Затем я заперся в том самом кабинетике, где работал прежде, и взялся за дело, призвав на помощь красноречивый гения архиепископа гренадского.
Я начал с того, что необходимо обращаться экономно с деньгами, хранящимися в королевской казне, и употреблять их только на нужды королевства, ибо это — священный фонд, который следует беречь, чтобы держать в страхе всех недругов Испании. Затем я разъяснял государю (ибо для него предназначалась записка), что, упраздняя все пенсии и пособия, выдаваемые из регулярных его доходов, он еще не лишал себя этим удовольствия награждать тех из своих подданных, которые заслужат его милость, поскольку он имел возможность, не трогая своей казны, давать им крупные награды:
Эта записка, которая была гораздо длиннее первой, отняла у меня более трех дней, но, к счастью, я составил ее во вкусе своего господина, который, увидев, что она написана с пафосом и нашпигована метафорами, осыпал меня похвалами.
— Я очень доволен этим, — сказал он, указывая мне на самые напыщенные места, — вот хорошо отчеканенные выражения. Смелее, друг мой! Я предвижу, что ты будешь мне весьма полезен.
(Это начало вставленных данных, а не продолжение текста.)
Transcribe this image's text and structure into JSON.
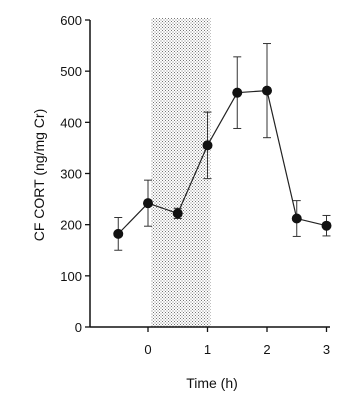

Тем не менее, несмотря на расточаемые мне комплименты, он не преминул исправить записку. Он вставил туда многое от себя и превратил ее в образчик красноречия, очаровавший короля и весь двор. Город присоединил к этому свое одобрение, предаваясь радостным упованиям, и льстил себя надеждой, что королевство воссияет прежним блеском под управлением такого великого мужа. Сиятельный граф, видя, что наше писание принесло ему большую честь, пожелал, чтобы и я пожал кое-какие плоды за свое участие в этой работе: он выхлопотал мне пенсию в пятьсот эскудо с доходов кастильского командорства; это казалось мне достаточным вознаграждением за мою работу и было тем приятнее, что могло считаться честно нажитым добром, хотя я и заработал его без большого труда.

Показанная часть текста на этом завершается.